歳は田横と同じくらいか、少し上か。真面目で頼りがいがありそうな男だ。
「この兵を率いているのはお主か。順調に出世しているようだ」
ああ、思い出した。
この人蒙琳さんが誘拐された時に、事情を説明してくれた衛兵の人か。
確か元は田都に従っていて狄から臨淄を攻めた際、城の守備として捨て駒にされ田横に降ったんだったか。
田横が気にかけていたようだが、軍を率いる立場にまでなったのか。
「お主と話すのは急迫した時ばかりでまだ名を聞いてなかったな」
隊長の後ろで並んだ兵を見やり、田横はその整然さに頷き、尋ねた。
「田解と申します」
その名にほう、と声を漏らす。
「お主も田氏か」
田解は生真面目な表情を変えず応える。
「臨淄で石を投げれば田氏に当たると申します」
何それ。そんなことわざみたいなのがあるの? 実際臨淄には田氏がとても多いらしいが。
「いつ別れたとも知れぬ枝葉の家でありますが、田の氏を持つならばと田假に仕えておりました」
同じ氏を持つ誇りで、旧王族に仕えていたのだろう。しかし奴らは傲慢で酷薄で彼を使い捨てにしたと。
「そうか、お主の力量を見抜けぬ者に仕えておったのは不幸であった。しかしこれからは俺が見ている。蒙恬殿もお主を見込んでの人選であろう。励めよ」
「はっ」
田解は太い眉をキッと吊り上げ短く応え、また手を組み頭を下げた。
◇
「将軍の突然の来城、感嘆と歓喜で兵たちが沸いております。しかし将軍は東阿にて籠城中でおられたはず。蒙恬様は我らをその一助にと臨淄から送り出しました。……まさか東阿は」
俺達を博陽の城に案内した田解は、この予想外の来訪に東阿の落城を推測したようで固い表情だ。
田横は笑顔でその懸念を払拭する。
「大丈夫だ。東阿は落ちておらんよ。反撃の機が巡ってきた。俺と中はお主らと合流し、秦軍に一杯食わせるために東阿を抜けて来たのだ」
楚からの援軍が向かっていること、この二千の軍を斥候とし秦軍の動向を楚軍へ届けることを伝えた。

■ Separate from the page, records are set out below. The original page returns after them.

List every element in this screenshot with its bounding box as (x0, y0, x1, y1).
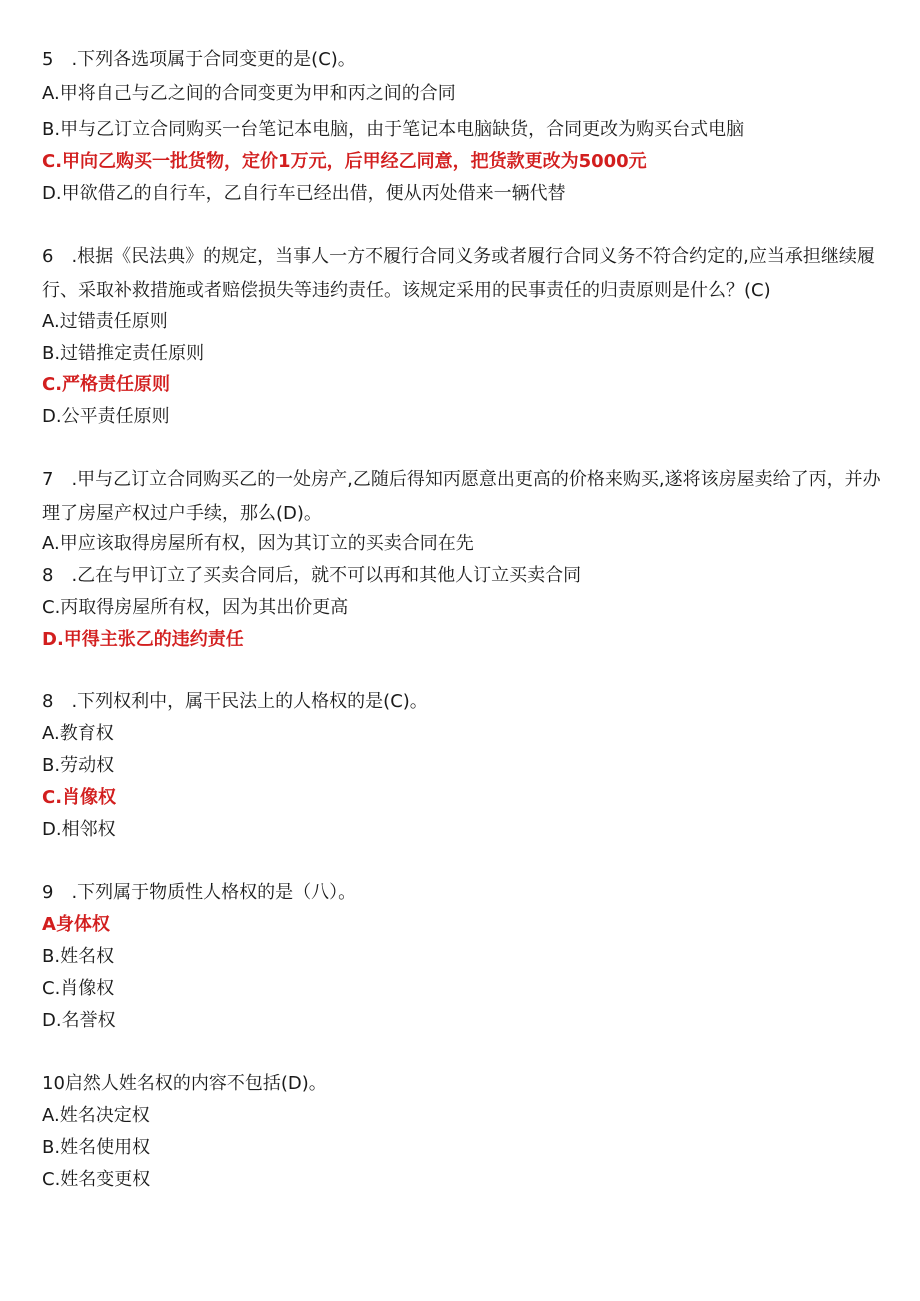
question-5-option-a: A.甲将自己与乙之间的合同变更为甲和丙之间的合同 (42, 83, 456, 104)
question-9-stem: 9 .下列属于物质性人格权的是（八）。 (42, 882, 357, 903)
question-8-stem: 8 .下列权利中，属干民法上的人格权的是(C)。 (42, 691, 428, 712)
question-9-option-b: B.姓名权 (42, 946, 115, 967)
question-8-option-c-answer: C.肖像权 (42, 787, 117, 808)
question-8-option-a: A.教育权 (42, 723, 114, 744)
question-10-stem: 10启然人姓名权的内容不包括(D)。 (42, 1073, 327, 1094)
question-6-option-d: D.公平责任原则 (42, 406, 170, 427)
question-8-option-b: B.劳动权 (42, 755, 115, 776)
question-10-option-a: A.姓名决定权 (42, 1105, 150, 1126)
question-9-option-d: D.名誉权 (42, 1010, 116, 1031)
question-5-option-d: D.甲欲借乙的自行车，乙自行车已经出借，便从丙处借来一辆代替 (42, 183, 566, 204)
question-7-option-c: C.丙取得房屋所有权，因为其出价更高 (42, 597, 349, 618)
question-7-option-d-answer: D.甲得主张乙的违约责任 (42, 629, 244, 650)
question-7-stem: 7 .甲与乙订立合同购买乙的一处房产,乙随后得知丙愿意出更高的价格来购买,遂将该房屋卖给了丙，并办理了房屋产权过户手续，那么(D)。 (42, 469, 881, 524)
question-6-option-a: A.过错责任原则 (42, 311, 168, 332)
question-8-option-d: D.相邻权 (42, 819, 116, 840)
question-7-option-b: 8 .乙在与甲订立了买卖合同后，就不可以再和其他人订立买卖合同 (42, 565, 582, 586)
question-9-option-a-answer: A身体权 (42, 914, 110, 935)
question-7-option-a: A.甲应该取得房屋所有权，因为其订立的买卖合同在先 (42, 533, 474, 554)
question-6-option-c-answer: C.严格责任原则 (42, 374, 171, 395)
question-5-option-b: B.甲与乙订立合同购买一台笔记本电脑，由于笔记本电脑缺货，合同更改为购买台式电脑 (42, 119, 745, 140)
question-6-option-b: B.过错推定责任原则 (42, 343, 205, 364)
question-6-stem: 6 .根据《民法典》的规定，当事人一方不履行合同义务或者履行合同义务不符合约定的,应当承担继续履行、采取补救措施或者赔偿损失等违约责任。该规定采用的民事责任的归责原则是什么？(C) (42, 246, 875, 301)
question-5-option-c-answer: C.甲向乙购买一批货物，定价1万元，后甲经乙同意，把货款更改为5000元 (42, 151, 647, 172)
question-5-stem: 5 .下列各选项属于合同变更的是(C)。 (42, 49, 356, 70)
question-10-option-c: C.姓名变更权 (42, 1169, 151, 1190)
question-10-option-b: B.姓名使用权 (42, 1137, 151, 1158)
question-9-option-c: C.肖像权 (42, 978, 115, 999)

「それはこの上ない朗報。正直、この二千で何が出来るかと頭を悩ませていたところです」
田解は田横の言葉に張りつめた気配を緩めたが、すぐに気力を漲らせた。
「楚の出帥はすでに章邯にも伝わっていよう。章邯がどう動くかを探りたい」
田解は部下に声を掛け、地図を持ってこさせ俺達の囲む机に拡げた。
「楚軍は先ず全軍をもって亢父を獲るようだ。そこから西を窺いつつ、東阿に向ける軍を出す予定だそうだ」
高陵君から届いた楚軍の行軍予定を話しながら地図を睨む。
「常識的に考えれば東阿近くで全軍合流して、南から来る楚軍を迎撃です。ならば濮陽経由でしょう」
田解は地図上の東阿の南西、濮陽を差した。
「うむ、しかし章邯は策を好む」
素直に合流し、待ち構えているかどうか、か。
「章邯の得意は奇襲や挟撃……」
俺の呟きに田横が応える。
「小回りの利かぬ大軍相手。俺が章邯であれば今回も挟撃を狙う。北上する楚軍の背後に回れる場所へ向かうだろう」
夜襲は前回の今回で流石に警戒されると思っているかな。しかし田横の言うとおり挟撃を狙う可能性はある。

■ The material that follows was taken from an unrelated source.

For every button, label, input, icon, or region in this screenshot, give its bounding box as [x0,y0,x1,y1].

挟撃であれば、分かっていても動きの鈍い大軍。防ぎ様のないこともある……かも。
「中はどう見る」
田横の問いに俺は空を見つめ、自身を章邯の立場として考える。
田横の考える章邯は攻めの章邯。
ならば俺は守りや運用から考えてみるか。
うーん、章邯は魏の各所の守りに幾らか兵を置いていかねばならんが、それでも大軍だろう。
それが待機できる城で……
「北に向かう楚軍が西へも侵攻するのを警戒しつつ、しかも東阿へも軍を出せる場所。尚且つ背後から挟撃を狙うなら……」
いつの間にか出ていた声に反応し、
「となれば」
田横が地図のある一つの場所を指差す。
「城陽か」
俺は地図から目を離し、田横と頷き合う。
うん、同意見だ。
東阿のやや西よりの南。亢父からはほぼ西。
柔軟に動くならいい場所だと思う。
「素直に濮陽という線も捨てきれませんが……」
濮陽か城陽か。
俺の軍学なんて少し蒙恬に習っただけの付け焼き刃だ。
田横と意見が一致したのは安心したが、相手は百戦錬磨の章邯。
考えれば考えるほど自信がなくなってくる。
しかし話を聞いていた田解は納得したようで、
「いえ、お二人の推察ご慧眼と存じます。秦も大軍。城陽周辺を見張っておれば例え濮陽であったとしても対応できましょう」
そう言って、生真面目な表情を崩さず拝礼した。
「よし」
田横が結論を下す。
「城陽のつもりで探る。備えとして少数、濮陽の辺りも斥候を出そう。急ぎ動こう。できれば楚軍が亢父を獲る内に伝えたい」
こうして軍議を終えた俺達は、急ぎ城陽周辺を探るための準備を整え博陽を飛び出した。